Beat the Turtle Drum
- 1976 edition
- Author: Constance C. Greene
- Illustrator: Donna Diamond
- Language: English
- Genre: Middle grade fiction
- Publisher: Viking Press
- Publication date: 1968
- Publication place: United States
- ISBN: 9780140368505

= Beat the Turtle Drum =

1968 children's novel by Constance C. Greene

Beat the Turtle Drum is a 1968 middle grade coming-of-age book by Constance C. Greene.

The story follows a summer in which two sisters save up the money to rent a horse, after which tragedy strikes in an unexpected accident. This story is semi-autobiographical, inspired by Greene's own childhood experience with the death of a sister.

Beat the Turtle Drum was an ALA Notable Book and the recipient of multiple awards. It was adapted into an ABC Afterschool Special in 1977, and has been printed in multiple editions.
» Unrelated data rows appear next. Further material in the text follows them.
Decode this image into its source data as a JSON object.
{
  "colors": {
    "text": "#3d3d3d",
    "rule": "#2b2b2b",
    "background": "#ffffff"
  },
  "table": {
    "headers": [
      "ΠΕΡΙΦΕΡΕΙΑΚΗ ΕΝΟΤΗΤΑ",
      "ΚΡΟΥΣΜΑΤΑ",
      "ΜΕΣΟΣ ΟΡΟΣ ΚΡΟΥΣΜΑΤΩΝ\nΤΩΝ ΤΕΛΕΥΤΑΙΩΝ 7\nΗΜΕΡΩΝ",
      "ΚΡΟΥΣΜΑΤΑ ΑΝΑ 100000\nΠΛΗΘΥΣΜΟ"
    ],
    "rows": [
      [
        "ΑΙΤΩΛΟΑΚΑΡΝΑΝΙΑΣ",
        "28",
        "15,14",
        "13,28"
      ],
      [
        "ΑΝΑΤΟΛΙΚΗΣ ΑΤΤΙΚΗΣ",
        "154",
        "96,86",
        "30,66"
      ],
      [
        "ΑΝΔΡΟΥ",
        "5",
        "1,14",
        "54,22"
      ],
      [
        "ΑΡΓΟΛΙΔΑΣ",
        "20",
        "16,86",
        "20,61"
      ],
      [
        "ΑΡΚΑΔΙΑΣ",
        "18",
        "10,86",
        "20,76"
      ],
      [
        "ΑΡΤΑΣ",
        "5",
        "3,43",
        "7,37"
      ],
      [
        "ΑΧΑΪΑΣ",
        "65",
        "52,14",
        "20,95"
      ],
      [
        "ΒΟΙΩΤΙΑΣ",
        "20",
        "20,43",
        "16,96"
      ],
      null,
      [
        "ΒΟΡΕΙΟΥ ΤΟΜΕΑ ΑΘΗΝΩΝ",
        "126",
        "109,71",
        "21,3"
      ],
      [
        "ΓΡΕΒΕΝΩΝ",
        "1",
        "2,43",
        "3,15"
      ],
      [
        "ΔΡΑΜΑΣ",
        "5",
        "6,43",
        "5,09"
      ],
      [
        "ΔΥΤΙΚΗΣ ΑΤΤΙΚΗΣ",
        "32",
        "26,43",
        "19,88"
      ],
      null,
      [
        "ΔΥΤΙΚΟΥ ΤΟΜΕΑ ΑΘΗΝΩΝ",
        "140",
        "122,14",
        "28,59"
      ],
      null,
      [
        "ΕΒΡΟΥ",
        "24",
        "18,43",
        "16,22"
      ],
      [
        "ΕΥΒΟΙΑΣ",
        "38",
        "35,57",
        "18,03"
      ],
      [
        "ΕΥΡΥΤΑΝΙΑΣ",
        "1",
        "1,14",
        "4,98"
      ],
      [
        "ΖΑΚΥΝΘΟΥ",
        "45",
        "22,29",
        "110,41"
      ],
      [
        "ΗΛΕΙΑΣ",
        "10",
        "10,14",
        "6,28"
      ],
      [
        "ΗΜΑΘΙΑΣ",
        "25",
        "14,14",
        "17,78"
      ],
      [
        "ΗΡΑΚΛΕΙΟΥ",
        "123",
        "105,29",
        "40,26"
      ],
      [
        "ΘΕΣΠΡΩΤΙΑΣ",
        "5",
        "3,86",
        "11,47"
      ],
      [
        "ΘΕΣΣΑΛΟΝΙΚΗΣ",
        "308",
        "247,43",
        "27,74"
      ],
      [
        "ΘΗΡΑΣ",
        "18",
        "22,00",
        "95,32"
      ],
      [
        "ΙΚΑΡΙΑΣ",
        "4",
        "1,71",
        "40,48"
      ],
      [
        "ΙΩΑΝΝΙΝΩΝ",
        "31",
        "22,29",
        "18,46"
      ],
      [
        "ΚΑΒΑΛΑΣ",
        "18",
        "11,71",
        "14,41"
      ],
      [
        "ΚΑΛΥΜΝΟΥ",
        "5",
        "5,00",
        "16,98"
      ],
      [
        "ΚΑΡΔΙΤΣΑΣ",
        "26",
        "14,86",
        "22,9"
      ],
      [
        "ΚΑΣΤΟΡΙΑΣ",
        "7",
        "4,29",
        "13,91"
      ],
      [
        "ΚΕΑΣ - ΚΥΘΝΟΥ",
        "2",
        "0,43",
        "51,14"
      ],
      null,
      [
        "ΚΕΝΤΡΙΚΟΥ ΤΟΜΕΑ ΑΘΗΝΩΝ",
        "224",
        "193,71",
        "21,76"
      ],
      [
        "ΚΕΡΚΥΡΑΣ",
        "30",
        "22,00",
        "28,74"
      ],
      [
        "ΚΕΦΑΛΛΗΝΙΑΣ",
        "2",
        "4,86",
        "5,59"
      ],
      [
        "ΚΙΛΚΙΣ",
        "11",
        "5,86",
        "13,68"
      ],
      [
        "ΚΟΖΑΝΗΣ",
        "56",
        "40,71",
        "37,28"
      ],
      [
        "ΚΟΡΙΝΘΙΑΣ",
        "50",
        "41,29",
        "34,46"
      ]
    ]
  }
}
The book was illustrated by Donna Diamond.

==Plot==
Written in a diary format, the story follows Kate, a 13-year-old aspiring poet whose best friend is her younger sister, 11-year-old Joss. Kate often believes her parents consider Joss the "favorite child", but doesn't resent her sister or her parents much, as she thinks her parents don't even realize they have a favorite, and she loves Joss.

Joss, obsessed with horses, has been saving money to rent a horse for the week of her birthday. When the big week arrives, Kate, Joss, and Tootie, an 8-year-old neighbor boy who harbors a crush on Joss, ride out to the farm of Mr. and Mrs. Essig to rent the gentlest of their aging horses, Prince. Joss wakes early every day to ride and tend to the horse and make him a comfortable home in the family's garage. Kate, Joss, their parents, and their friends Ellen, Sam, and Tootie spend an idyllic week with Prince, enjoying their summer and the magic of Joss' wish come true.

On the second-to-last day of Prince's rental, Kate and Joss climb an apple tree in the yard to have a picnic like they did when they were younger. When Joss ventures out on a branch to check on Prince, the branch, weakened by a recent storm, snaps. Joss falls to the ground, breaking her neck and dying instantly.

Kate's story concludes with the various reactions of the people around her to the loss of Joss. She finds comfort in unexpected places, such as staying strong for the younger, heartbroken Tootie, and from her mother's cousin Mona, who she'd previously disdained due to a glandular problem. Kate acts out in response to the clumsy attempts of friends and neighbors to make sense of the death of someone so bright and young, but her mother comforts her and asks her to try not to let Joss' death make her mean and hard. As the summer reaches its end, Kate finds comfort in a letter from the sisters' third-grade teacher, who tells her that one day she'll be able to tell her own children about Joss, and that Joss will live in through her memories.

==Reception==
Beat the Turtle Drum has been compared with similar book Bridge to Terabithia as an exploration of childhood death from a child's perspective, earning praise early on for its approach to the subject matter. Barbara Wersba, a critic for The New York Times, said, "it is a simple book, and in many ways an unexceptional one. But its characters are human, and its heartbreak is true... in a very quiet way, Constance C. Greene has written a remarkable tale." Kirkus Reviews said that the book left, "the reader almost as unprepared as Kate is for the tragedy could be considered sneaky, but it's certainly effective; young readers lulled by Greene's net of contentment are bound to share Kate's shock as well as her earlier pleasure."

==Film adaptation==
Beat the Turtle Drum was adapted into an ABC Afterschool Special made-for-television film titled Very Good Friends in 1977, also marketed as Beat the Turtle Drum. The latter title was changed for the adaptation due to concerns over potential audience confusion over the meaning of the phrase "turtle drum", which had been a line of poetry cited in the original book, credited to Ian Serraillier.

The film was directed by Richard C. Bennett, and starred Melissa Sue Anderson and Katy Kurtzman. It was released as part of a four-part set on DVD.